Hours after Carr’s Wednesday threat, Nexstar — the largest owner of local stations in America — suddenly decided that Kimmel’s comments from two nights ago were unacceptable. Nexstar, it should be noted, is currently attempting to purchase one of its major rivals for $6.2 billion — a merger that would require express FCC approval.

“Mr. Kimmel’s comments about the death of Mr. Kirk are offensive and insensitive at a critical time in our national political discourse,” Andrew Alford, the president of Nexstar’s broadcasting division, said in a statement. “Continuing to give Mr. Kimmel a broadcast platform in the communities we serve is simply not in the public interest at the current time.”

Without access to Nexstar’s roughly 200 stations — covering about 39 percent of the national market, the maximally allowed cap — Kimmel would suffer an enormous ratings blow.

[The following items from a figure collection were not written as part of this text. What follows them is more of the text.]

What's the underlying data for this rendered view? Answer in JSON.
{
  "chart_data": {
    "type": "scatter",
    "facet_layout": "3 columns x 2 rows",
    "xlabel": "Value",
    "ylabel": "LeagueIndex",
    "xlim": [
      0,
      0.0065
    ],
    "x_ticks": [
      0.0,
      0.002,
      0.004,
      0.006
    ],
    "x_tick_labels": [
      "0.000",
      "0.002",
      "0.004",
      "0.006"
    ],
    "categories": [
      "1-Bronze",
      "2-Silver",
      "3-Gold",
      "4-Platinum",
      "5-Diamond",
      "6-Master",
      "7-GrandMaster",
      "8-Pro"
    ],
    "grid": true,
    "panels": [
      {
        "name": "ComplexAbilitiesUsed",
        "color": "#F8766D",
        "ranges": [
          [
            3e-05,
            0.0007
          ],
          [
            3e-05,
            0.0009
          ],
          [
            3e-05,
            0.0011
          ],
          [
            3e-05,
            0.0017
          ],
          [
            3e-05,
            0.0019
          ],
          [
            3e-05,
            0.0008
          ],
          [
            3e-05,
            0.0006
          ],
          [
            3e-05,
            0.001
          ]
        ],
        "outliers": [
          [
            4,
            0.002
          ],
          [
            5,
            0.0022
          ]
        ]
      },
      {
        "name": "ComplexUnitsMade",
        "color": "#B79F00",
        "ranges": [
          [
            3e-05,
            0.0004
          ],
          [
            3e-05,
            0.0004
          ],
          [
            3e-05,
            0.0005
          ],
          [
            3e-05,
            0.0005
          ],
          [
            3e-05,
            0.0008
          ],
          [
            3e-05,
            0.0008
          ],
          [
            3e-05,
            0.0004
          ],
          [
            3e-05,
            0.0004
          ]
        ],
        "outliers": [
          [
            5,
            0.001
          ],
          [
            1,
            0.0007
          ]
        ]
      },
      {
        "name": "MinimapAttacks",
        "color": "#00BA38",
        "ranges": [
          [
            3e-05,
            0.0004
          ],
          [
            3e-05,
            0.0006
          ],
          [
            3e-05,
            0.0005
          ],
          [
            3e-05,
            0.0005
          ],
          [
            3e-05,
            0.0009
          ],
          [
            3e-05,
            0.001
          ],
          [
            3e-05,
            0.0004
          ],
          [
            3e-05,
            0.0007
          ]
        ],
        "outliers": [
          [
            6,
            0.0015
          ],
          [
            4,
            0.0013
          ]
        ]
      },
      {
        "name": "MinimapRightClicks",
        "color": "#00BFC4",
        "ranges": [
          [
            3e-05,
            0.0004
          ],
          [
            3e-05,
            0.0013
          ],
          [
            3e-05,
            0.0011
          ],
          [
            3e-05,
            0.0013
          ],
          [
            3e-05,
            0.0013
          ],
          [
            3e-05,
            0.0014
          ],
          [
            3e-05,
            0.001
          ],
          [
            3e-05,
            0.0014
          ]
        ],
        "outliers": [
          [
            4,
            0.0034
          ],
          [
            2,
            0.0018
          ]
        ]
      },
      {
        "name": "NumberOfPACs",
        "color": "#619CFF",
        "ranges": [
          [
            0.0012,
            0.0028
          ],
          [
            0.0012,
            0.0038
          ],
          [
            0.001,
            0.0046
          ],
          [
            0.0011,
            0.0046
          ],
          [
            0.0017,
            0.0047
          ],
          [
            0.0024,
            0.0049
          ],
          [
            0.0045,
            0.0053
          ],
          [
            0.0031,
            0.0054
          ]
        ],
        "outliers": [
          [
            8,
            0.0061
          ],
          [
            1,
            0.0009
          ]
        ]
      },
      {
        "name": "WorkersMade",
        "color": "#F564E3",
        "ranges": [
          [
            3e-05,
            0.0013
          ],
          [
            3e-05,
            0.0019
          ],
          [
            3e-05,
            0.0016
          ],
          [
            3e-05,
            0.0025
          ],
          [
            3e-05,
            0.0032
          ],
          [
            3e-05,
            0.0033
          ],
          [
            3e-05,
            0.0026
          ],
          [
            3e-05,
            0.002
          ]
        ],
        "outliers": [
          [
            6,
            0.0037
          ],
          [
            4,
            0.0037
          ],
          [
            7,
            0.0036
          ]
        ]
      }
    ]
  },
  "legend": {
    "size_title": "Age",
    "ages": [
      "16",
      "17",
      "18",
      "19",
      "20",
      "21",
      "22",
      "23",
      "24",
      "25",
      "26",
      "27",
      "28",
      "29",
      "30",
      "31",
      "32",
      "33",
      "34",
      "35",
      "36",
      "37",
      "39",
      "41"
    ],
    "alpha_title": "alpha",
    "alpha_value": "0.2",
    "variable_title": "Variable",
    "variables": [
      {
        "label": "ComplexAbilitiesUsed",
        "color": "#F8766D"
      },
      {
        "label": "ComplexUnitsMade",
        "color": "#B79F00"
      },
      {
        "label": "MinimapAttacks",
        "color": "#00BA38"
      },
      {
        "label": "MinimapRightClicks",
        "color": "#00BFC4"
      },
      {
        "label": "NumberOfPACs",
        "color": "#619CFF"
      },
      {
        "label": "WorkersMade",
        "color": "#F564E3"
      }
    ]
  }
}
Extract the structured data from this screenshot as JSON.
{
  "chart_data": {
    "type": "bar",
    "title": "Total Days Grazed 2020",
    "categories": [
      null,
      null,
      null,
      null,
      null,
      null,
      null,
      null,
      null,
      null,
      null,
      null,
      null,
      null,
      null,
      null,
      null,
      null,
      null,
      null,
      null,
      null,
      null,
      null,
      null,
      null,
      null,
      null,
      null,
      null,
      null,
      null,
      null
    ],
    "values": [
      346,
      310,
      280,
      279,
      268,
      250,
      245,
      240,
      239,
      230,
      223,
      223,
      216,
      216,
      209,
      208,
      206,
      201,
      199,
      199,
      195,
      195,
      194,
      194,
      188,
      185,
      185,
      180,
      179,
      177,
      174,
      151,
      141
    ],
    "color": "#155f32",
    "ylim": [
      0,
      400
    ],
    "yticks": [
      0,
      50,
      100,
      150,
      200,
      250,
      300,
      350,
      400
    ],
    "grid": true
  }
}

And so, shortly after Nexstar’s announcement, ABC/Disney announced that he’d be suspended indefinitely.

Trump has had it in for Jimmy Kimmel, a prominent critic, for a very long time. After CBS axed fellow late-night Trump critic Stephen Colbert earlier this year, the president repeatedly said that Kimmel was “next.” Kimmel’s Kirk comments, which both an FCC commissioner and (reportedly) ABC executives considered well within bounds, seem like a pretext — taking advantage of the pervasive climate of fear and censorship in the wake of Kirk’s death to punish a prominent name on the president’s enemies list.

The weaponization of seemingly neutral “good government” rules, like broadcast regulation, to punish the enemies of the current president is a familiar turn in the story of democratic backsliding. It was one of the principal tools used by Hungarian Prime Minister Viktor Orbán to batter his country’s press into submission, ultimately forcing independent outlets to sell to government-aligned conglomerates who transformed their editorial stance.

It would take quite a bit more work for Trump to consolidate Orbán-levels of control over the media. But what’s so striking about the Kimmel case is how swiftly Nexstar (and ABC) rolled over. They didn’t even try to put up a fight to defend their own ability to control what goes on their airwaves. They instead apparently decided that fighting the government is costly and risky, putting licenses or even a valuable merger at risk, and that risking that isn’t worth it for Jimmy Kimmel.

This is what it looks like when a society’s elite rolls over in the face of authoritarianism. It never ends well.